If you've been following the mortgage news lately, you might get the impression that it's all but impossible to get anything but a standard fixed-rate mortgage these days. But while it's true that many of the so-called "exotic" mortgages that were popular a few years ago have pretty much disappeared, consumers still have other options besides a "plain vanilla" type mortgage, including ARMs (adjustable rate mortgages) and interest-only loans, to name a couple.

In fact, there's still a considerable amount of activity in ARMs in particular, which currently make up about 10-15 percent of the current mortgage market, according to Bob Walters, chief economist for Quicken Loans. He said it's a shame that ARMs sometimes get lumped in with some of the more exotic loans that have recently acquired bad reputation.

"Adjustable rate mortgages have been around forever and some people find them a great way to do a home loan," Walters said, adding that some ARMs are "as standard and conservative as the day is long."

ARM rates "fantastically low"

ARM interest rates are "fantastically low" right now, Walters said, enabling borrowers to lock in a 3, 5 or 7-year ARM at a rate around 3.75 percent. For a person who doesn't expect to be in the house a long time, Walters said an ARM can be a great option.

"If you know your employer is going to move you in 3-5 years, it might make a lot more sense to take an (ARM) interest rate that's a point lower," he said.

"Five-year ARMs are extremely attractive for the right borrower - one who doesn't need the security of a 30-year loan," said Dan Green, a loan officer with Waterstone Mortgage in Cincinnati and author of The Mortgage Reports blog.

Green noted that earlier this year, lending on ARMs pretty much dried up because interest rates were nearly the same as those on fixed-rate mortgages, eliminating the usual incentive for getting an ARM. Now that ARMs are back to about a percentage point lower, borrowers are regaining interest once again.

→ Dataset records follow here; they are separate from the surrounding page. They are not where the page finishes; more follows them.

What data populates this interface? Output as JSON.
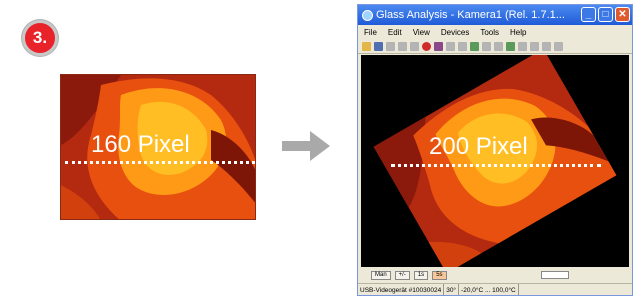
{
  "step": {
    "number": "3."
  },
  "left_image": {
    "label": "160 Pixel"
  },
  "window": {
    "title": "Glass Analysis - Kamera1 (Rel. 1.7.1...",
    "menu": [
      "File",
      "Edit",
      "View",
      "Devices",
      "Tools",
      "Help"
    ],
    "image_label": "200 Pixel",
    "controls": [
      "Man",
      "+/-",
      "1s",
      "5s"
    ],
    "status": {
      "device": "USB-Videogerät #10030024",
      "emissivity": "30°",
      "range": "-20,0°C ... 100,0°C"
    }
  },
  "colors": {
    "badge": "#e8232a",
    "arrow": "#a9a9a9",
    "titlebar": "#2a64dc",
    "thermal_dark": "#9a1d0c",
    "thermal_mid": "#ea5a12",
    "thermal_light": "#ffb21e"
  },
  "icons": [
    "arrow-right-icon",
    "app-icon",
    "minimize-icon",
    "maximize-icon",
    "close-icon"
  ]
}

He said that while ARMs can lower the monthly house payment, consumers shouldn't use it to buy a more expensive home than they could with a standard loan.

"An ARM shouldn't be a budgeting tool - it shouldn't be a way to afford a home," he said. "You use it as a financial strategy rather than a financial means."

Qualification based on standard mortgage

Walters expressed a similar view, noting that his company now qualifies ARM borrowers based on the maximum target rate the loan might reset to, rather than the current low rate. He said they follow a similar policy on interest-only loans, qualifying the borrower on the basis of a fully amortizing loan and not what their expenses would be under the interest -only option.

He said an interest-only loan can be an attractive option for a financially savvy borrower who wants to direct part of his or her income into other channels instead of a mortgage payment, such as paying down other debt, investing or saving.

Closing costs and credit, income and down payment requirements are currently about the same for ARMs and interest only loans, although the latter does feature a slightly higher interest rate, about an eighth or quarter percent higher, according to the two men.

Other mortgage options still there, but hard to get

Some of the other mortgage products that were popular a few years ago are only available to those with very good credit or at a high cost in terms or interest and fees.

"For the most part, all of the (mortgage) products that were there a few years ago are still there, they're just harder to qualify for," said Green. He said lenders are imposing higher hurdles in terms of credit score, down payments and debt-to-income ratios.

"You don't see many second mortgages anymore," said Walters, referring to "piggyback" loans commonly used to eliminate the need for coming up with a down payment. "They're not completely gone, but you don't see them as much as they used to be."

Other unconventional loan types, like Alt-A and 100 percent cash-out mortgages, have pretty much disappeared, Walters said. The former required no proof of income; in the latter, the mortgage not only covered the full price of the home, but also loaned additional cash to the borrower at closing that was secured by the home loan.